谢暄知道,就在刚才沉默的一瞬间,他想到了。
见谢暄平静,温秀迟疑了地左右看了下,低声道,“奴婢知道殿下在急什么,奴婢也实话说了,皇上现在是不可能见您的,殿下不如去求求皇后娘娘,或有一线转机。”
谢暄微吸一口冷气,看向温秀,他却在目光相接的瞬间垂下眼睑,低眉顺目,好似方才的话并非出自他口中一般。
若说之前那些都是猜测,那温秀这句话就等于告知了谢暄,傅行简的确是被东厂带走,已是命悬一线。
“谢温公公提醒,本王会铭记于心。

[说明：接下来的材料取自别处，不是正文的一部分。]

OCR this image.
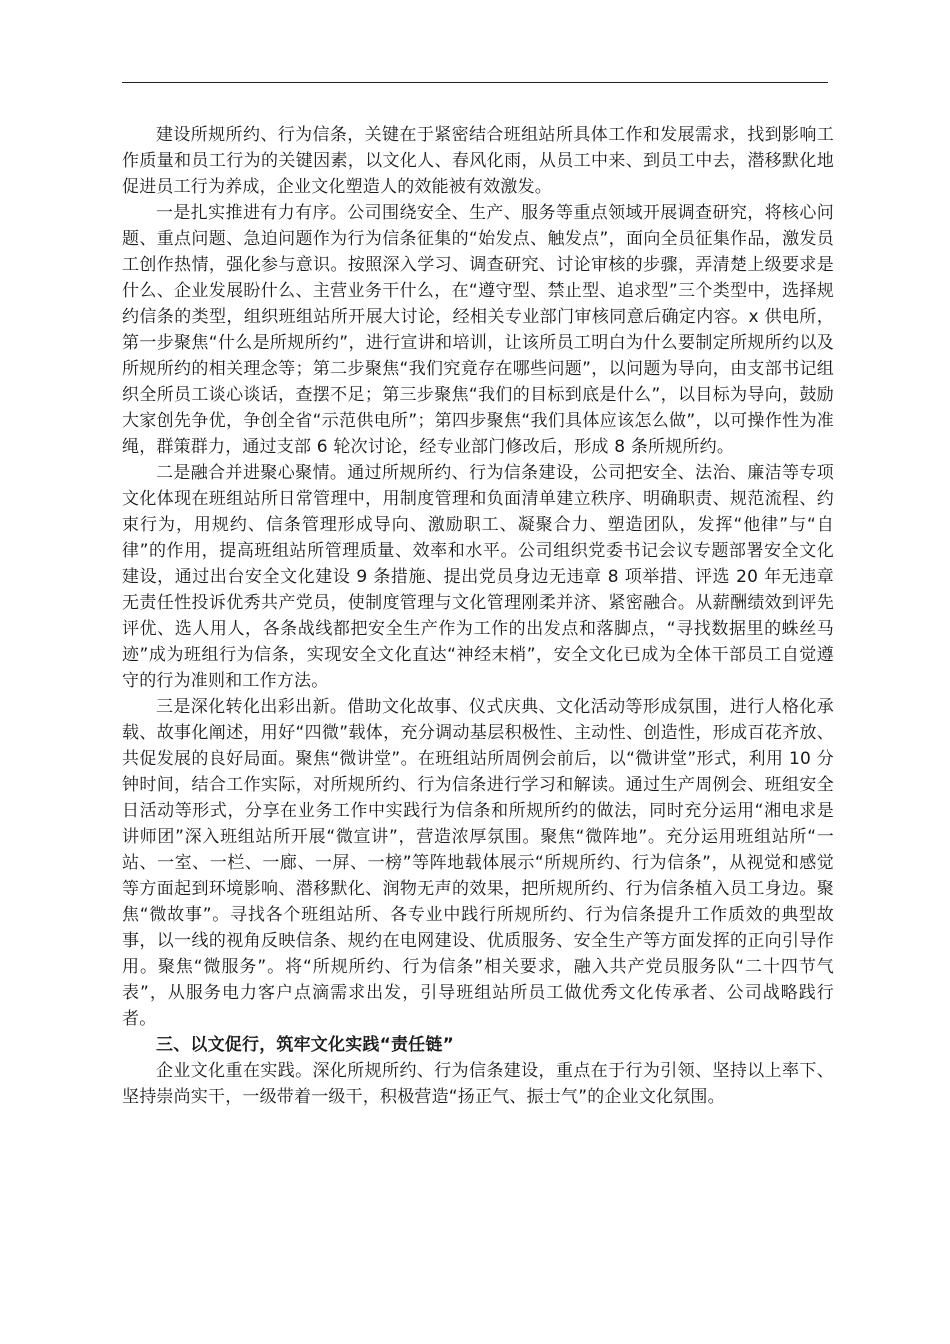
建设所规所约、行为信条，关键在于紧密结合班组站所具体工作和发展需求，找到影响工作质量和员工行为的关键因素，以文化人、春风化雨，从员工中来、到员工中去，潜移默化地促进员工行为养成，企业文化塑造人的效能被有效激发。

一是扎实推进有力有序。公司围绕安全、生产、服务等重点领域开展调查研究，将核心问题、重点问题、急迫问题作为行为信条征集的“始发点、触发点”，面向全员征集作品，激发员工创作热情，强化参与意识。按照深入学习、调查研究、讨论审核的步骤，弄清楚上级要求是什么、企业发展盼什么、主营业务干什么，在“遵守型、禁止型、追求型”三个类型中，选择规约信条的类型，组织班组站所开展大讨论，经相关专业部门审核同意后确定内容。x 供电所，第一步聚焦“什么是所规所约”，进行宣讲和培训，让该所员工明白为什么要制定所规所约以及所规所约的相关理念等；第二步聚焦“我们究竟存在哪些问题”，以问题为导向，由支部书记组织全所员工谈心谈话，查摆不足；第三步聚焦“我们的目标到底是什么”，以目标为导向，鼓励大家创先争优，争创全省“示范供电所”；第四步聚焦“我们具体应该怎么做”，以可操作性为准绳，群策群力，通过支部 6 轮次讨论，经专业部门修改后，形成 8 条所规所约。

二是融合并进聚心聚情。通过所规所约、行为信条建设，公司把安全、法治、廉洁等专项文化体现在班组站所日常管理中，用制度管理和负面清单建立秩序、明确职责、规范流程、约束行为，用规约、信条管理形成导向、激励职工、凝聚合力、塑造团队，发挥“他律”与“自律”的作用，提高班组站所管理质量、效率和水平。公司组织党委书记会议专题部署安全文化建设，通过出台安全文化建设 9 条措施、提出党员身边无违章 8 项举措、评选 20 年无违章无责任性投诉优秀共产党员，使制度管理与文化管理刚柔并济、紧密融合。从薪酬绩效到评先评优、选人用人，各条战线都把安全生产作为工作的出发点和落脚点，“寻找数据里的蛛丝马迹”成为班组行为信条，实现安全文化直达“神经末梢”，安全文化已成为全体干部员工自觉遵守的行为准则和工作方法。

三是深化转化出彩出新。借助文化故事、仪式庆典、文化活动等形成氛围，进行人格化承载、故事化阐述，用好“四微”载体，充分调动基层积极性、主动性、创造性，形成百花齐放、共促发展的良好局面。聚焦“微讲堂”。在班组站所周例会前后，以“微讲堂”形式，利用 10 分钟时间，结合工作实际，对所规所约、行为信条进行学习和解读。通过生产周例会、班组安全日活动等形式，分享在业务工作中实践行为信条和所规所约的做法，同时充分运用“湘电求是讲师团”深入班组站所开展“微宣讲”，营造浓厚氛围。聚焦“微阵地”。充分运用班组站所“一站、一室、一栏、一廊、一屏、一榜”等阵地载体展示“所规所约、行为信条”，从视觉和感觉等方面起到环境影响、潜移默化、润物无声的效果，把所规所约、行为信条植入员工身边。聚焦“微故事”。寻找各个班组站所、各专业中践行所规所约、行为信条提升工作质效的典型故事，以一线的视角反映信条、规约在电网建设、优质服务、安全生产等方面发挥的正向引导作用。聚焦“微服务”。将“所规所约、行为信条”相关要求，融入共产党员服务队“二十四节气表”，从服务电力客户点滴需求出发，引导班组站所员工做优秀文化传承者、公司战略践行者。

三、以文促行，筑牢文化实践“责任链”

企业文化重在实践。深化所规所约、行为信条建设，重点在于行为引领、坚持以上率下、坚持崇尚实干，一级带着一级干，积极营造“扬正气、振士气”的企业文化氛围。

”
脚踝大约已经开始肿胀,一沾地就钻心地疼,可谢暄急于退离宁和宫,温秀忙让另一个内侍过来,和他一起扶谢暄上了轿,温秀没有马上离开,弯腰道,
“殿下放心,明日皇上要问起来,奴婢会替殿下搪塞过去,那奴婢现在派人去咸宁宫通报一声可好?”
“不必。”
这短短几步路谢暄已打定了主意,“本王要出宫。”
温秀诧异,愣了须臾才后低低道,“殿下别冲动,还是由皇后娘娘出面稳妥些。”
“那也必是要拖到天亮了,那种地方,晚去一刻恐怕就……”
谢暄的额发已被汗水浸得微潮,面色发白,眼底浮动着一丝恐惧,却还是道,“本王现在就去。”
温秀欲言又止,迟疑了下,忽然轻声快速道,“在南狱。”
谢暄微怔,低低道了声谢,轿帘随之唰地落下。
温秀直起身让开几步,已然是平日里那副从容淡定的模样,对着随轿的小内侍道,
“送殿下出宫。”
月悬中天,已是子时。
逐渐远去的轿子消失在缓缓关闭的宫门之间,温秀却抬头,瞧着头顶的那千百年来不变的皎月,
“此消彼长,月满则亏。”
他缓了一直微锁的眉心,轻声叹道,“以后,谁能说得清。”
东厂自高祖创立至今已历六朝,皇权更迭间或势如中天,或卑若敝履,但从未有哪一代督主能像高似这样,将宦官之权凌驾于朝堂,甚至皇戚之上。
而东厂大狱更是在建安三年那场几乎席卷了整个官场的动荡之中,由原本只有十间牢房的方寸之地,扩建成为如今南北两狱,人人谈之色变的阎罗殿。